Abuela Alcaunex just smiles.

Her heart dips. Eleanore finds the energy sapped from her arms... her hands. She lays down her part of the sail and lets the needle fall on the silk. "I don't know what to say..." She presses her lips tight. "Because I might cry." At that, they all quietly laugh, and Abuela Alcaunex adjusts across her, for a second, Eleanore thought her grandmother would touch her brow. Bohique Aguayey beams. She blushes deeply. "We married on his birthday. He is the kindest man, and I know... I know in my heart God gave him to me." Her voice trembles, for Anton, but also for a forgotten prayer... of many forgotten prayers she had whispered long, long, long ago in cold, unforgiving Boston.

And the first magic, now she is sure of, met her in a dark wood.

Eleanore grips the needle between her fingers and takes a deep breath. "We always seem to love sailors, Abuela," she says with a smile, "all the way back to you?"

Abuela Alcaunex scoffs and laughs. "And way back."
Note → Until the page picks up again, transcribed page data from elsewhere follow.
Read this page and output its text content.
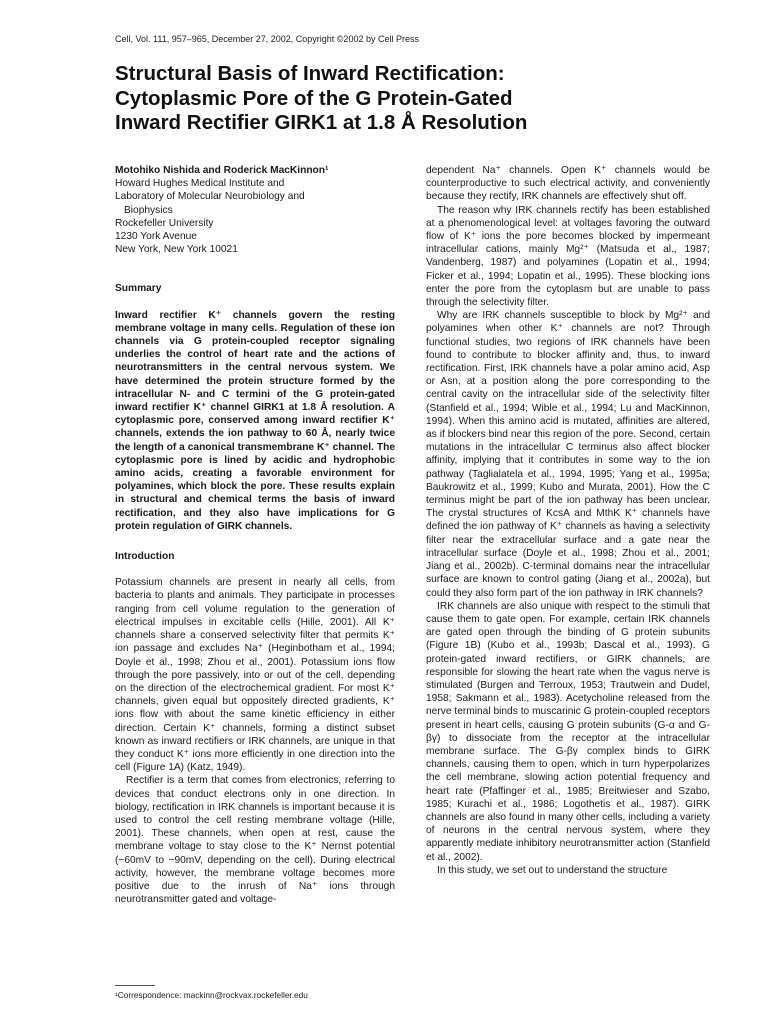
Cell, Vol. 111, 957–965, December 27, 2002, Copyright ©2002 by Cell Press
Structural Basis of Inward Rectification:
Cytoplasmic Pore of the G Protein-Gated
Inward Rectifier GIRK1 at 1.8 Å Resolution
Motohiko Nishida and Roderick MacKinnon¹
Howard Hughes Medical Institute and
Laboratory of Molecular Neurobiology and
Biophysics
Rockefeller University
1230 York Avenue
New York, New York 10021
Summary

Inward rectifier K⁺ channels govern the resting membrane voltage in many cells. Regulation of these ion channels via G protein-coupled receptor signaling underlies the control of heart rate and the actions of neurotransmitters in the central nervous system. We have determined the protein structure formed by the intracellular N- and C termini of the G protein-gated inward rectifier K⁺ channel GIRK1 at 1.8 Å resolution. A cytoplasmic pore, conserved among inward rectifier K⁺ channels, extends the ion pathway to 60 Å, nearly twice the length of a canonical transmembrane K⁺ channel. The cytoplasmic pore is lined by acidic and hydrophobic amino acids, creating a favorable environment for polyamines, which block the pore. These results explain in structural and chemical terms the basis of inward rectification, and they also have implications for G protein regulation of GIRK channels.

Introduction

Potassium channels are present in nearly all cells, from bacteria to plants and animals. They participate in processes ranging from cell volume regulation to the generation of electrical impulses in excitable cells (Hille, 2001). All K⁺ channels share a conserved selectivity filter that permits K⁺ ion passage and excludes Na⁺ (Heginbotham et al., 1994; Doyle et al., 1998; Zhou et al., 2001). Potassium ions flow through the pore passively, into or out of the cell, depending on the direction of the electrochemical gradient. For most K⁺ channels, given equal but oppositely directed gradients, K⁺ ions flow with about the same kinetic efficiency in either direction. Certain K⁺ channels, forming a distinct subset known as inward rectifiers or IRK channels, are unique in that they conduct K⁺ ions more efficiently in one direction into the cell (Figure 1A) (Katz, 1949).

Rectifier is a term that comes from electronics, referring to devices that conduct electrons only in one direction. In biology, rectification in IRK channels is important because it is used to control the cell resting membrane voltage (Hille, 2001). These channels, when open at rest, cause the membrane voltage to stay close to the K⁺ Nernst potential (−60mV to −90mV, depending on the cell). During electrical activity, however, the membrane voltage becomes more positive due to the inrush of Na⁺ ions through neurotransmitter gated and voltage-

dependent Na⁺ channels. Open K⁺ channels would be counterproductive to such electrical activity, and conveniently because they rectify, IRK channels are effectively shut off.

The reason why IRK channels rectify has been established at a phenomenological level: at voltages favoring the outward flow of K⁺ ions the pore becomes blocked by impermeant intracellular cations, mainly Mg²⁺ (Matsuda et al., 1987; Vandenberg, 1987) and polyamines (Lopatin et al., 1994; Ficker et al., 1994; Lopatin et al., 1995). These blocking ions enter the pore from the cytoplasm but are unable to pass through the selectivity filter.

Why are IRK channels susceptible to block by Mg²⁺ and polyamines when other K⁺ channels are not? Through functional studies, two regions of IRK channels have been found to contribute to blocker affinity and, thus, to inward rectification. First, IRK channels have a polar amino acid, Asp or Asn, at a position along the pore corresponding to the central cavity on the intracellular side of the selectivity filter (Stanfield et al., 1994; Wible et al., 1994; Lu and MacKinnon, 1994). When this amino acid is mutated, affinities are altered, as if blockers bind near this region of the pore. Second, certain mutations in the intracellular C terminus also affect blocker affinity, implying that it contributes in some way to the ion pathway (Taglialatela et al., 1994, 1995; Yang et al., 1995a; Baukrowitz et al., 1999; Kubo and Murata, 2001). How the C terminus might be part of the ion pathway has been unclear. The crystal structures of KcsA and MthK K⁺ channels have defined the ion pathway of K⁺ channels as having a selectivity filter near the extracellular surface and a gate near the intracellular surface (Doyle et al., 1998; Zhou et al., 2001; Jiang et al., 2002b). C-terminal domains near the intracellular surface are known to control gating (Jiang et al., 2002a), but could they also form part of the ion pathway in IRK channels?

IRK channels are also unique with respect to the stimuli that cause them to gate open. For example, certain IRK channels are gated open through the binding of G protein subunits (Figure 1B) (Kubo et al., 1993b; Dascal et al., 1993). G protein-gated inward rectifiers, or GIRK channels, are responsible for slowing the heart rate when the vagus nerve is stimulated (Burgen and Terroux, 1953; Trautwein and Dudel, 1958; Sakmann et al., 1983). Acetycholine released from the nerve terminal binds to muscarinic G protein-coupled receptors present in heart cells, causing G protein subunits (G-α and G-βγ) to dissociate from the receptor at the intracellular membrane surface. The G-βγ complex binds to GIRK channels, causing them to open, which in turn hyperpolarizes the cell membrane, slowing action potential frequency and heart rate (Pfaffinger et al., 1985; Breitwieser and Szabo, 1985; Kurachi et al., 1986; Logothetis et al., 1987). GIRK channels are also found in many other cells, including a variety of neurons in the central nervous system, where they apparently mediate inhibitory neurotransmitter action (Stanfield et al., 2002).

In this study, we set out to understand the structure

¹Correspondence: mackinn@rockvax.rockefeller.edu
They chuckle together, until Ana cries from her nap and settles between Bohique Aguayey and Eleanore, only to fall asleep watching them sew. When she touches the child's hair to soothe her, Aguayey senses it and raises a brow. "Ah, you'd do your old great-grandmother well, Iwanona, when you finally have your own daughter and heiress. It simply is in your soul, the love of a mother."

Elena... Eleanore closes her eyes, and when she looks up, she sees understanding in Abuela Alcaunex' sad eyes. "We have been... hoping. But perhaps not now when I am so far away from my him..." She still touches her empty belly, and smiles. "One day."

How many times have I promised myself that... Eleanore takes a deep breath and meets the old women's eyes, one glassy with age, the other translucent with death. In between. Here she is, with a promise of a new day, she shouldn't really be so mournful about it.

No matter how many one days she still hopes for.

"So... in Havana, the Taíno lived in relative peace with the foreigners? Unlike the others... that's odd..."

Abuela Alcaunex sighs and touches the sail thoughtfully, brows knit together. Bohique Aguayey watches her quietly too and pats Ana's back to dry the child. "It is, and we should have never let that façade of peace lure us into hoping for a good fate," Abuela grimly says, aghast. "Uncle sought the goodness in everybody... and feared the other Supreme Caciques. We were not unified. Far from it." Alcaunex closes her eyes. "Nor the Spaniards."